Greco et al. reviewed the current trends in proton therapy for children and concluded that IMPT has the potential to “yield superior dose distributions to photon IMRT, with the added advantage of a significant reduction in the volume of healthy normal tissues exposed to low-to-medium doses” [45]. Lomax et al. emphasized the versatility of scanning beam IMPT, where the individual Bragg peaks can be delivered from any field and can be distributed in 3D throughout the target volume, providing an increasing amount of degrees of freedom for designing dose distributions when compared to IMRT or conventional proton therapy [46].

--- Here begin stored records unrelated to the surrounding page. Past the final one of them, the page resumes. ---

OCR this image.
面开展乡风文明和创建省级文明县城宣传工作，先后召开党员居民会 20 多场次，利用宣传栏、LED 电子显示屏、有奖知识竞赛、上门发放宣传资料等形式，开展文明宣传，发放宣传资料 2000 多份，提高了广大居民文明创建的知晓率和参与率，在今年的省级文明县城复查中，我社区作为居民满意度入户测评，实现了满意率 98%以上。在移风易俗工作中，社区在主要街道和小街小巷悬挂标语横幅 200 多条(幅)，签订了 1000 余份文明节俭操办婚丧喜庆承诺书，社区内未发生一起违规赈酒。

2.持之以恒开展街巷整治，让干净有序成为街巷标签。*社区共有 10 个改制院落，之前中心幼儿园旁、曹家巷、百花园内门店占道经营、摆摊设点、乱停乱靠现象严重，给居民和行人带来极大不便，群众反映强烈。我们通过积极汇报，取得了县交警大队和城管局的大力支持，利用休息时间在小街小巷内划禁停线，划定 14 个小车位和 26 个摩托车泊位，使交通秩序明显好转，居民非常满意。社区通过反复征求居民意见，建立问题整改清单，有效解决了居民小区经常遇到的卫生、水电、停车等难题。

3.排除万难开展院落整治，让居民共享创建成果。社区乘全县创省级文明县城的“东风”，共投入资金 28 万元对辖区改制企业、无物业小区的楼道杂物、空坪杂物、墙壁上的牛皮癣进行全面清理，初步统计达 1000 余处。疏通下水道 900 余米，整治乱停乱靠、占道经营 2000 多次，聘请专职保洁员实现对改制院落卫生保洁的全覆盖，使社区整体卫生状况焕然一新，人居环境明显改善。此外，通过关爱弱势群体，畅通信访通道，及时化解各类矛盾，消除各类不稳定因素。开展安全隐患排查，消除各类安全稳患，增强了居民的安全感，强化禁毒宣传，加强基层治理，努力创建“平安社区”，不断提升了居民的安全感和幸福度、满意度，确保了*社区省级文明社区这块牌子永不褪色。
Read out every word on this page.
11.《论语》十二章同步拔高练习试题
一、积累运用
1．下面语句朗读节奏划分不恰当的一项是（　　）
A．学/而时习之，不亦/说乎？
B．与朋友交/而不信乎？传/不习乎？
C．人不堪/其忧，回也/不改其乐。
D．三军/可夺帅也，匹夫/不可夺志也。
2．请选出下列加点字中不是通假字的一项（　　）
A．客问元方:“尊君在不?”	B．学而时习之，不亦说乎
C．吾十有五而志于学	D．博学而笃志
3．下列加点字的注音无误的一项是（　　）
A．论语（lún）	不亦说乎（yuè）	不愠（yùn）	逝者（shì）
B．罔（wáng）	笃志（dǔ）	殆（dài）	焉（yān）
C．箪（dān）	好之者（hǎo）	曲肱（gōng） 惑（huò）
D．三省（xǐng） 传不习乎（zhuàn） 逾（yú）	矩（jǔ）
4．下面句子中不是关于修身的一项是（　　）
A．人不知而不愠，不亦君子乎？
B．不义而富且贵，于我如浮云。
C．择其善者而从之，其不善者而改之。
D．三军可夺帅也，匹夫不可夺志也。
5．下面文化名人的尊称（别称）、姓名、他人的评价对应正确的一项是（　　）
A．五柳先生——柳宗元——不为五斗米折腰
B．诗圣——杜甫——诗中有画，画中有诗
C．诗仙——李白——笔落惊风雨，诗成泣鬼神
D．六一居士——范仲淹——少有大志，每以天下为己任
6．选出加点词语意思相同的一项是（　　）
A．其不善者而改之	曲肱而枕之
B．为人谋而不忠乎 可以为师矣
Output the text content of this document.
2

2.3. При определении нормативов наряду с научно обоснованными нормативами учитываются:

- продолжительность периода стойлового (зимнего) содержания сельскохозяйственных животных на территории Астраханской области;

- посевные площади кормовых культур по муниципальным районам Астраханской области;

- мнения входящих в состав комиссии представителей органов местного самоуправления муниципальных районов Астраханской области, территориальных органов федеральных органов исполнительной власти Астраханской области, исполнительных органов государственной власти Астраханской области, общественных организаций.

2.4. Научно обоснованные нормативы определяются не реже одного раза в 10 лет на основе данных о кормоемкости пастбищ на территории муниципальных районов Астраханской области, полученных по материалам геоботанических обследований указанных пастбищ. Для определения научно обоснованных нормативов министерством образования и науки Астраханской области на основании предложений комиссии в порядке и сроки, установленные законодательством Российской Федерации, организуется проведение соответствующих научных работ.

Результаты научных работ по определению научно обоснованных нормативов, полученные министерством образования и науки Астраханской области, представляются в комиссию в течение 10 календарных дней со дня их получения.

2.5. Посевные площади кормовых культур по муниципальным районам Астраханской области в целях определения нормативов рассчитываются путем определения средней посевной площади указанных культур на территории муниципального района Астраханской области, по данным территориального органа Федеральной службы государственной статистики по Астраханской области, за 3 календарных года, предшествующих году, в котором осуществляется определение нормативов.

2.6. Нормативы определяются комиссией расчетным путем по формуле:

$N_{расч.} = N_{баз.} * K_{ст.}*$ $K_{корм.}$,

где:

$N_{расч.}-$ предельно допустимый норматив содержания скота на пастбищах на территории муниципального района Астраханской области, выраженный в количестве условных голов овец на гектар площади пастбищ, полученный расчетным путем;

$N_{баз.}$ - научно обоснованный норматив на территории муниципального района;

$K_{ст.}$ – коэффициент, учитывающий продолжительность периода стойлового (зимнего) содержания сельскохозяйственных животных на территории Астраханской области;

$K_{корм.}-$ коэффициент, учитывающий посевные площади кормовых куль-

There are problems to be solved with IMPT. The protons relative biological effectiveness (RBE) is spatially variable across the energy deposition curve and maximized at the Bragg peak [47]. Furthermore, the uncertainty in the range of protons in tissue is affected by imaging, patient setup, beam delivery, and dose calculation techniques [48]. High-energy charged particles such as protons yield a significant neutron spectrum in their interaction with the beam line components and the patients’ body, increasing the out-of-field dose [49, 50]. A major hurdle to overcome is that proton facilities are very costly to build and operate, limiting the feasibility of using this modality in many places around the world.